Supositorio de Triquitraqui

Yesterday’s closing “Si” march seems to have breathed some badly needed hope and dynamism into the opposition’s campaign. At the last possible moment, the opposition remembered how to...

Yesterday’s closing “Si” march seems to have breathed some badly needed hope and dynamism into the opposition’s campaign. At the last possible moment, the opposition remembered how to march. There is no better tonic for opposition morale than holding a big, big march, and yesterday’s rally seems to have done wonders to dispel the gloom that had been visibly falling over the “Si” camp. Supositorio de triquitraqui, que lo llaman…

CD spokesman Chuo Torrealba – far and away the brightest star in the CD’s upper realms – has a little riff that goes something like: “Look, the dirty little secret here is that we are not the leaders of the opposition movement, we are merely the conductors. The leadership of the opposition movement is out on the streets, in the energy of the millions of people who simply will not accept the imposition an authoritarian system of government in Venezuela. We, as conductors, can try to channel that energy. But we did not put that energy there, nor do we control it. At most, we try to steer it.”

This reality came into focus clearly on the Autopista yesterday.

When chavistas talk about “the opposition”, they’re referring to the 50 or 60 people who lead the Coordinadora Democratica. And many of them are, no doubt, lamentable figures – batequebraos de toda la vida. It’s not surprising that the army full of caciques and shorn of indios called the CD put on an awful, unfocused, discombobulated campaign. There was never much hope of getting pears from that particular elm tree.

But if the “Si” camp is going to win, it was never going to be thanks to the efforts of the Batequebrao Squad. The one hope the “Si” has is that the movement’s leaders would once again come to the rescue of its conductors. However misconceived the opposition campaign has been, there are millions of Venezuelans passionately committed to ending the Chavez experiment. They deserve much more competent conducting that they’ve been getting, but they won’t stop playing simply because the conductor is not up to the task.

[Incidentally, the millions of earnest, idealistic Chavez supporters out there certainly also deserve far more competent leadership than they’ve been getting, but that’s a subject for another post…]
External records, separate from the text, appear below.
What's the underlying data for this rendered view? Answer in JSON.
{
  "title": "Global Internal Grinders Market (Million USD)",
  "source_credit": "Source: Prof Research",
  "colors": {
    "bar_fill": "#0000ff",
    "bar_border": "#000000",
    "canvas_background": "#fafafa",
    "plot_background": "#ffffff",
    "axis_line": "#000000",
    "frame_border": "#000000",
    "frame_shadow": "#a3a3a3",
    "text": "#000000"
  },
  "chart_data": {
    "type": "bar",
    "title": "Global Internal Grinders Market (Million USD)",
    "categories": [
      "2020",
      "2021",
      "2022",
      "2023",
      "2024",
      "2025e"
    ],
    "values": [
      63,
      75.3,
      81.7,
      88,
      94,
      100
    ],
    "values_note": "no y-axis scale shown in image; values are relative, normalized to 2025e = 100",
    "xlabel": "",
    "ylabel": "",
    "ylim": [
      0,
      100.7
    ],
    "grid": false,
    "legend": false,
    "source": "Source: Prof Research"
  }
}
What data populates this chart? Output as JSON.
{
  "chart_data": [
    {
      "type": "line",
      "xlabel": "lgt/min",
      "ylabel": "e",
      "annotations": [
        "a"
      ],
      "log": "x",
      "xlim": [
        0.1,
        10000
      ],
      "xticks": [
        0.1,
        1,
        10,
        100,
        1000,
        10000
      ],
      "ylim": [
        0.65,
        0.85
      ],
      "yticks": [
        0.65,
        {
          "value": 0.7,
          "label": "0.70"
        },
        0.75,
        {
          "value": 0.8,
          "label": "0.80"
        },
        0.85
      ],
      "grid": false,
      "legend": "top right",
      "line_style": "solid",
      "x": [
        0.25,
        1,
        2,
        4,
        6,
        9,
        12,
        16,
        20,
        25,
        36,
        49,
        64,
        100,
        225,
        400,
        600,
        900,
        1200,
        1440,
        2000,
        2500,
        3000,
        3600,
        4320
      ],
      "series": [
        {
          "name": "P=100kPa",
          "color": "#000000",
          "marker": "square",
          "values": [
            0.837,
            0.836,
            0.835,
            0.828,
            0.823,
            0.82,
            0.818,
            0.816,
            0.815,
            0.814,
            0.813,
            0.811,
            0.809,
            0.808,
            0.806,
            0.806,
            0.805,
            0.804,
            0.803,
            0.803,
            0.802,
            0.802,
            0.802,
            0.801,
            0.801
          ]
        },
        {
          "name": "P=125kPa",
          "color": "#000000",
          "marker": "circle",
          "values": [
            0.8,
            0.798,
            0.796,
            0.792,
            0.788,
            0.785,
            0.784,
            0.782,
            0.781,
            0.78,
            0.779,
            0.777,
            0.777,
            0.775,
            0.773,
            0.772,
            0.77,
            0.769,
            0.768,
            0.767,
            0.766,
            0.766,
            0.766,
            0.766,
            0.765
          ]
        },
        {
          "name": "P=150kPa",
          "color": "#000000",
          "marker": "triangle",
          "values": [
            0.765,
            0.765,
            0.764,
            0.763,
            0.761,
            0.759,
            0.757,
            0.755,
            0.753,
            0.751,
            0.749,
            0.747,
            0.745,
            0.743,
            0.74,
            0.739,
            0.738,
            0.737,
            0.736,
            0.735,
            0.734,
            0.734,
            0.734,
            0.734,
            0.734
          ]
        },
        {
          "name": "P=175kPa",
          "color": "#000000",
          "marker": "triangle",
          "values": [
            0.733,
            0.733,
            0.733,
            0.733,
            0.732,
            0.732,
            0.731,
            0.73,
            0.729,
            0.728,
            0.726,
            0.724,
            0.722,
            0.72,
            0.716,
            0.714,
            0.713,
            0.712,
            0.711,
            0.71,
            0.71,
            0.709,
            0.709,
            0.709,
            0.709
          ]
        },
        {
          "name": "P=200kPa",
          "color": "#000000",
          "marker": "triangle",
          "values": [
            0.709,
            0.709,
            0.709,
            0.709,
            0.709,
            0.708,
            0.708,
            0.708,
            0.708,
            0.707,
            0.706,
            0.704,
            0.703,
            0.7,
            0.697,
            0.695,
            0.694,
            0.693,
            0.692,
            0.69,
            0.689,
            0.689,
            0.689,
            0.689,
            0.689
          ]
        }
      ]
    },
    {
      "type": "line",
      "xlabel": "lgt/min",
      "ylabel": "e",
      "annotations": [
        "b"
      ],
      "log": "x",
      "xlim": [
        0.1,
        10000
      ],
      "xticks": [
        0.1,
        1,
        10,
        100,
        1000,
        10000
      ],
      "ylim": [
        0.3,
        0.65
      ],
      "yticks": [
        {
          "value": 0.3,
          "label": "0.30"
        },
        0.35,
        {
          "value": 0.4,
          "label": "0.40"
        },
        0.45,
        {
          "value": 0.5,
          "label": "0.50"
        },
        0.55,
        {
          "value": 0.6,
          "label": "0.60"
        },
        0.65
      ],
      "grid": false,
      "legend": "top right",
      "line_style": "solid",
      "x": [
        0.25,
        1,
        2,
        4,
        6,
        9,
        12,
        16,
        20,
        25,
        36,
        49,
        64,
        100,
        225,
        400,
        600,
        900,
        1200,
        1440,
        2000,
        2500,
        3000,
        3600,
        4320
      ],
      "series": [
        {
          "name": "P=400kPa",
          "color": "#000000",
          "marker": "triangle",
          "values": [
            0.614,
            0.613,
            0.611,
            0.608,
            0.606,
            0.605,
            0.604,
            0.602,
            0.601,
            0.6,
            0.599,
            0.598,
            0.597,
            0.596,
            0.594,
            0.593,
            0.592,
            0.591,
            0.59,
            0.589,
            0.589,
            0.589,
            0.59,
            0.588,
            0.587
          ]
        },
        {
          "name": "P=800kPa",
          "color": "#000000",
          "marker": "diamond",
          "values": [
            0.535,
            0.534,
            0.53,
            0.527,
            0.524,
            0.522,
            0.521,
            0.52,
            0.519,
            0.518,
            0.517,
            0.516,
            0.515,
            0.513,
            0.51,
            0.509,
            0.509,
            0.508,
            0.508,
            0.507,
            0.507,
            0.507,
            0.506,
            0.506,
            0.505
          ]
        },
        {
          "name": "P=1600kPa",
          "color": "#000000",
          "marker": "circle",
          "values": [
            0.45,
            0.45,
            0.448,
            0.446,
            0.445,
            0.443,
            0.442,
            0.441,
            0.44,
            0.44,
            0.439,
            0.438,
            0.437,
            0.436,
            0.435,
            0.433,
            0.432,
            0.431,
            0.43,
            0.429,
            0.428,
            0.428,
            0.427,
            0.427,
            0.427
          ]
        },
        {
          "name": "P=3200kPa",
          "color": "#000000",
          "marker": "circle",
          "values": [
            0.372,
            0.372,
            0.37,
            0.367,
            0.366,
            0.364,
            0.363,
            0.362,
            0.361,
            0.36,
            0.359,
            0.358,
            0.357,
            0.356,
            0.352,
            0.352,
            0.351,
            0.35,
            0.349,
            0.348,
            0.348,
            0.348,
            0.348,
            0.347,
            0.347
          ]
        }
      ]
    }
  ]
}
Today, I have serious doubts that the Batequebrao Squad is really up to running the country. But looking at the image’s of yesterday’s march, I can see that the country has changed, decisively, over the last 6 years. If the “Si” wins and the regime changes, the conductors will not be able to break free of the leaders, because the leaders will be only too aware that it is them (i.e. US!) who put them in power. The era of closed-doors elite decisionmaking is over – the leaders have realized that the conductors work for them, not the other way around.

For all of the government’s fixation with the opposition’s alledged “secret heads” – from George W. Bush to Carlos Andres Perez – it’s always been the grassroots who’ve called the shots. It’s the grassroots that signed, marched, and will vote. On Sunday, we’ll find out if this grassroots movement actually outnumbers the one on the government’s side.